師匠のはなし

「1+1は何になる?」
まだヒヨッコどころか卵の殻から顔だけ出してピーチクやってるレベルだった私に対して、当時在籍していた会社の社長が話し掛けました。
彼は社長でありながら、私のプログラミングの師匠でもあります。

1+1は2です。その計算結果が不安になって私に声を掛けたのではないことは確かですから、何かしらのトンチ問題かしらと思った私でしたが、気の利いた答えも浮かばず、
「2です。」
と答えました。するとさらに、
「うん。それは答えのうちの一つだな。少なくとも三種類の答えがあるよ。」
と返ってきます。
「なんでしょう、すみません、ちょっとわからないです。」
そう言うと、彼は目を細めて笑い、
「1が数字だと囚われているね。文字として考えたら、1と1をくっつけると11になる。さらに2進数として考えると10となる。これは全部、1たす1と言える。」
二十歳を少し過ぎただけの私は正直言って「何言ってんだ」と思いましたが、
「ははぁ、なるほど。」
と答えるに留めました。現実的に
「1+1は11でもあり10でもあり、2でもあります。」
などと言ったら嫌味な野郎であるうえ頭の心配をされてしまうでしょうから、この知識はいったい何の話なんだろうと困惑しました。

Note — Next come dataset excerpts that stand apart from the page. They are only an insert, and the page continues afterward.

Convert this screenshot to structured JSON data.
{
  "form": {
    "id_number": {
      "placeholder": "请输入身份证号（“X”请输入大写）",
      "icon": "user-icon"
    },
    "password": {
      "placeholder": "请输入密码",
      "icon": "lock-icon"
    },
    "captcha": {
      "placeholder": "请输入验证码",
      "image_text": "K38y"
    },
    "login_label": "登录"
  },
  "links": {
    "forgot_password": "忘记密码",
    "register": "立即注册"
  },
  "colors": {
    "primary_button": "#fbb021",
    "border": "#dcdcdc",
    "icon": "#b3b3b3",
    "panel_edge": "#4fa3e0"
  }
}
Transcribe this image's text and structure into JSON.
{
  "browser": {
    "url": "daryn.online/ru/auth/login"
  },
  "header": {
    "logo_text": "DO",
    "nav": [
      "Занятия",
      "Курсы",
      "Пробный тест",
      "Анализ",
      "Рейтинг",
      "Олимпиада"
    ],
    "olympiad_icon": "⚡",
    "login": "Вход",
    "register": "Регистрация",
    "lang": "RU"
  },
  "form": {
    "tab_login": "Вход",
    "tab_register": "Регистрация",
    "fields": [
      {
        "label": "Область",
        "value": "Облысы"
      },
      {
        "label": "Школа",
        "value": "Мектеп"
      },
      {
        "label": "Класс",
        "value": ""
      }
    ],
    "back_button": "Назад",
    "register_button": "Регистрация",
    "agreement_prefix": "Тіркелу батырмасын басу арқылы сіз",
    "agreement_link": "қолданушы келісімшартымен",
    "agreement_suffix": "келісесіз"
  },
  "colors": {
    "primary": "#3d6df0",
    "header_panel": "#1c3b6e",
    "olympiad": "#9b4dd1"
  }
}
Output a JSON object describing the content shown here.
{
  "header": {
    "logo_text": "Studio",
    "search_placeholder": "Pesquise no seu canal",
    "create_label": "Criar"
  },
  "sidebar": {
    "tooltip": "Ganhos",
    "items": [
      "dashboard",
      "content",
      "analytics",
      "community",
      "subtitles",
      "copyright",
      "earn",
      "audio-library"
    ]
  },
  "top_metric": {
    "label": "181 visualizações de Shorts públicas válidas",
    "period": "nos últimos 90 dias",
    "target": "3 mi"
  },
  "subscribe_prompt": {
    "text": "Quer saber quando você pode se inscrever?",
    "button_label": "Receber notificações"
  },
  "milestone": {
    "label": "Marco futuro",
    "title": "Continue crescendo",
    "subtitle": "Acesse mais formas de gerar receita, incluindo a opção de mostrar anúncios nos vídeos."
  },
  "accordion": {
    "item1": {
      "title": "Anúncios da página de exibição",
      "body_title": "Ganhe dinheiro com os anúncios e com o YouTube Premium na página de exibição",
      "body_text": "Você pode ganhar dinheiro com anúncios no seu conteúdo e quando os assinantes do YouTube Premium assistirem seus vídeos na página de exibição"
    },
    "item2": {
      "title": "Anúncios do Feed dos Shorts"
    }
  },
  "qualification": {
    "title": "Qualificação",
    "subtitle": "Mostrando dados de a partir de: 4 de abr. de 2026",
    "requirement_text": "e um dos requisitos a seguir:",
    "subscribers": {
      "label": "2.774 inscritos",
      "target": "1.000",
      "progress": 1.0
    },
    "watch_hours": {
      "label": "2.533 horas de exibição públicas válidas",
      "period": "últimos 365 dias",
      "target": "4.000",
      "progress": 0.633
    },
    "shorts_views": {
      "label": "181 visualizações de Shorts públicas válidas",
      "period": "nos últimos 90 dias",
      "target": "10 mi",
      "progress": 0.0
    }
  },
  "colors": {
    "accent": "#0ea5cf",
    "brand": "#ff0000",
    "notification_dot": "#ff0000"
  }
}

しかしそれから数十年が過ぎ、何故か頭に残ったこのやりとりの意味が自分なりにわかってきました。
世の中にはいろいろな人がいます。考えていること。就いている職業。立場。自分と全く同じ人はいません。
そんな世の中で、「1+1は2しかありえない」という道理が通るでしょうか。
1+1が11になる、或いは10でも間違いとは言えない以上、
「私にとっては普通1+1は10だよ」という人もいるでしょう。
自分と違う道を歩いている人に対しては、自身の常識は通じないことが多々あります。
「1+1が10だってさ。」と笑ってしまうことと、
「確かに10にもなり得る。」と受け止められることは大きな違いがあります。自分では正しい義だと思っていることが通らない時、人は苛立ち、怒り、諦めてしまいがちです。
物事には必ず理由があります。1+1が10になる事が求められるとき、その理由が必ず存在します。見かけだけで判断せずにその理由を求め、納得できるように努めなさいということだったのかなと、今では思います。

個人的にはいい思い出でありよい訓話なのですが、奥さんに話すと
「たしかにそうだけど友達になりたくないタイプ。」
と言われてしまったので記念にnote.comに記しておくこととします。